In Terms Of

An Influx of Influences

Panel Discussion on The Influentials
Tuesday, September 13, 2011
School of Visual Arts, SVA Theater, New York

The panelists, from left to right: Suzanne McClelland, Mika Rottenberg, Lindsay Pollock, Judy Pfaff, and Marilyn Minter (photograph by Michael Grant and provided by the School of Visual Arts)

Influence is a tricky, elusive thing. The organizers of an exhibition at the Visual Arts Gallery in Chelsea, Amy Smith-Stewart and Carrie Lincourt, confront the topic as it related to BFA and MFA graduates from the School of Visual Arts in New York. For The Influentials, the two curators selected nineteen women artists, among them Inka Essenhigh, Kate Gilmore, and Yuko Shimizu, who chose a second artist whose work has had a significant impact on their own.
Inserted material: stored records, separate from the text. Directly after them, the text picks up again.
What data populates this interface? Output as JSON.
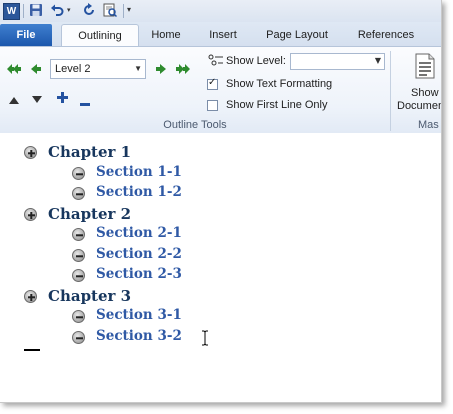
{
  "quick_access": {
    "app_icon_letter": "W",
    "items": [
      "save-icon",
      "undo-icon",
      "redo-icon",
      "print-preview-icon",
      "customize-icon"
    ]
  },
  "tabs": {
    "file": "File",
    "items": [
      "Outlining",
      "Home",
      "Insert",
      "Page Layout",
      "References"
    ],
    "active": "Outlining"
  },
  "ribbon": {
    "outline_level_value": "Level 2",
    "show_level_label": "Show Level:",
    "show_level_value": "",
    "show_text_formatting_label": "Show Text Formatting",
    "show_text_formatting_checked": true,
    "show_first_line_only_label": "Show First Line Only",
    "show_first_line_only_checked": false,
    "group_label": "Outline Tools",
    "show_document_label_1": "Show",
    "show_document_label_2": "Documen",
    "master_group_label": "Mas"
  },
  "outline": [
    {
      "level": 1,
      "text": "Chapter 1",
      "symbol": "plus"
    },
    {
      "level": 2,
      "text": "Section 1-1",
      "symbol": "minus"
    },
    {
      "level": 2,
      "text": "Section 1-2",
      "symbol": "minus"
    },
    {
      "level": 1,
      "text": "Chapter 2",
      "symbol": "plus"
    },
    {
      "level": 2,
      "text": "Section 2-1",
      "symbol": "minus"
    },
    {
      "level": 2,
      "text": "Section 2-2",
      "symbol": "minus"
    },
    {
      "level": 2,
      "text": "Section 2-3",
      "symbol": "minus"
    },
    {
      "level": 1,
      "text": "Chapter 3",
      "symbol": "plus"
    },
    {
      "level": 2,
      "text": "Section 3-1",
      "symbol": "minus"
    },
    {
      "level": 2,
      "text": "Section 3-2",
      "symbol": "minus"
    }
  ],
  "colors": {
    "file_tab": "#2b6ac0",
    "heading1": "#17365d",
    "heading2": "#2f59a5"
  }
}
Many named their former professors, such as Jeremy Yoder, Thomas Woodruff, and Thomas Lanigan-Schmidt. Aïda Ruilova selected the French cult-film director Jean Rollin; Amy Wilson, Riot Grrrl; and Phoebe Washburn, her grandmother. While the unique curatorial premise sheds light on networking and support, on influence and mentoring, the visual or conceptual connections between pairings of artists are not always evident and, when they are, sometimes feel forced. But such discrepancies are, of course, the nature of group exhibitions with loose themes.

A panel discussion that brought together two sets of mentors and mentees from the exhibition—Mika Rottenberg and Marilyn Minter, Suzanne McClelland and Judy Pfaff—attempted to elucidate these connections, to some success. Sitting onstage in director’s chairs facing the half-full house, the artists agreed that influence is a good thing. They love to devour the history of art, especially by going to museums, and don’t mind having that stimuli follow them into their studios. McClelland said she never felt pressure to do the “resistance dance” when it came to her teacher, Pfaff, who had immediately recognized a gifted student whose “rough and tumble” style evoked a female Sigmar Polke. Originally a talented painter who studied under Minter, Rottenberg considered anything to be an influence, even a “stain on the floor.” She’s also generally unaware when an influence from the “big salad in my head” bubbles up in her work. During the evening’s conversation, though, neither the audience nor the moderator, Lindsay Pollock of Art in America, asked the artists if they minded others’ comparisons to other artists in conversation or in print.

Lindsay Pollock chats with Judy Pfaff and Marilyn Minter (photograph by Michael Grant and provided by the School of Visual Arts)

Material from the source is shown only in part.